Dec 30, 2009
On November 21, Pope Benedict XVI gathered 250 artists in the Sistine Chapel in an effort to renew the long friendship between art and the Church, challenging them to reengage the power of authentic beauty in their work. The representatives he gathered came from various cultures, faiths and fields, and the themes of his message were universal: the experience of beauty leads us to discover and confront the meaning of our lives, and a return to authentic beauty in the arts is a powerful answer to the despair of our modern world.
Since he is a respected authority on the liturgy, we might expect the Holy Father to have focused his remarks on the recovery of beauty within the sacred space, calling specifically for a new generation of great works of Christian art, music and architecture, the likes of which the Church has inspired and commissioned since her earliest days. Liturgical beauty – in music, in art, in architecture and in the celebration of the Mass itself – certainly deepens our capacity to raise our minds and hearts to God in adoration and praise. This is, in fact, sacred art’s primary purpose.
Yet, as the Holy Father noted, the effects of beauty reach far beyond the physical and liturgical bounds of the Church. The yearning for beauty – whether artistic, natural, physical, spiritual – is written in the heart of every man. An encounter with authentic beauty makes us, in a sense, more human, gives rise to our hearts’ deepest questions, and reminds us, however implicitly, that our ultimate goal is beyond this world.
At the heart of his message, the Holy Father emphasized “the profound bond between beauty and hope,” noting the central and irreplaceable role of beauty in man’s search for meaning. “Beauty pulls us up short,” he said. It stops us in our tracks and draws us outward and, in doing so, challenges us to recognize a reality and a meaning beyond the purely material. He continued, “The experience of beauty…leads to a direct encounter with the daily reality of our lives, liberating it from darkness, transfiguring it, making it radiant and beautiful.”
Conversely, the consequences of rejecting, distorting, or mutilating beauty are grave. The Holy Father pointed to a number of societal and individual dispositions that arise when man is separated from genuine beauty in art and in his surroundings: resignation, distrust, aggression, and ultimately despair.
We need only to glance at a few current practices in art to see how separation from authentic beauty invites despair. For instance, the impoverished aesthetic in much of contemporary architecture ignores beauty and fixates on function, resulting in spaces that not only fail to inspire but also suppress the spirit from its need to ascend. A similar impoverished aesthetic is recognizable also in the work of many contemporary artists, who often use their art as a vehicle of self-expression rather than for the pursuit and laud of beauty. Consequently, an artist who finds inspiration solely from within rarely creates a work of meaning or beauty.
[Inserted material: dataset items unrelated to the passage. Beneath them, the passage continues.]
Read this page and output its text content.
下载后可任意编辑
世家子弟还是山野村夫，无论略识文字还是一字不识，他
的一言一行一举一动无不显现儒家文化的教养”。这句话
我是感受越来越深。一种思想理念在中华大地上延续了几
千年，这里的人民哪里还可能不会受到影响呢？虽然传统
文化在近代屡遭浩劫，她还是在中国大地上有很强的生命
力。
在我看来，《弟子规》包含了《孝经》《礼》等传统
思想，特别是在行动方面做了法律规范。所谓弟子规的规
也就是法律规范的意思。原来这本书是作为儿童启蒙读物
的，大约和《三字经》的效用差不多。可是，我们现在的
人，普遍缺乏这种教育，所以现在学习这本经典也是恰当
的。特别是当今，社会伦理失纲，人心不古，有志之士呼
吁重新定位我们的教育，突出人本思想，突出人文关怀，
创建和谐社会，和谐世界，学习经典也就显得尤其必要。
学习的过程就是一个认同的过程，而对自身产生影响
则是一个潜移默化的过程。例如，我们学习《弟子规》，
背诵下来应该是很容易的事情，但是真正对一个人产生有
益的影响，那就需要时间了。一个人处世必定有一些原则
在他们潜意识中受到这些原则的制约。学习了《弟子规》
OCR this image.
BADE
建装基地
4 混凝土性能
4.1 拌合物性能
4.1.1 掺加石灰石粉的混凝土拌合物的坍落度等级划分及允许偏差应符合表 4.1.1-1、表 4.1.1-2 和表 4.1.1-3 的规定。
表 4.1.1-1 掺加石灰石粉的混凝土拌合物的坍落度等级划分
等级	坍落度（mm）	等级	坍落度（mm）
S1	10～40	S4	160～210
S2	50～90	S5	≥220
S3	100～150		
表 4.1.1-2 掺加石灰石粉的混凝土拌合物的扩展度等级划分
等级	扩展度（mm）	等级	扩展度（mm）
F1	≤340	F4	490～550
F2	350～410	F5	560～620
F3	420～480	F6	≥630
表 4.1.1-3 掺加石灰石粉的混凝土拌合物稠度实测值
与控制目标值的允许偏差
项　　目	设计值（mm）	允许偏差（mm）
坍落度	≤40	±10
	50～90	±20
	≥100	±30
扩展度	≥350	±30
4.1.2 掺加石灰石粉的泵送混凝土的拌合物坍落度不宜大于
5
In its most impoverished form, the degradation of beauty takes shape in pornographic depictions of the human body. These debase and deny the dignity of its subjects as images of God and present them instead as objects to be devoured. This view of the human person effects more than just the creator or direct “consumer” of pornography: it impoverishes us as a society.
How are we to answer the prevalent despair of our society? How can we escape and transcend the isolation given momentum by the examples above? The Holy Father responded that it is precisely through an encounter with genuine beauty that we are given hope and right perspective on our lives. Beauty lifts man out of himself and affirms his dignity. Beauty calls and frees the spirit to ascend. Beauty is the antidote to despair.
Here the artist must step in to take up his part as a servant and “custodian” of beauty. The Holy Father’s final appeal to his audience was that they be “heralds and witnesses of hope for humanity” and fill the world with works of genuine beauty. Indeed, his call to “to communicate in and through beauty” is greater still for the artist working in sacred themes, for the sacred artist’s precise and urgent mission is to create works that reflect divine beauty, works that draw us into a living encounter with Jesus Christ, who is the source of beauty and the meaning of every life.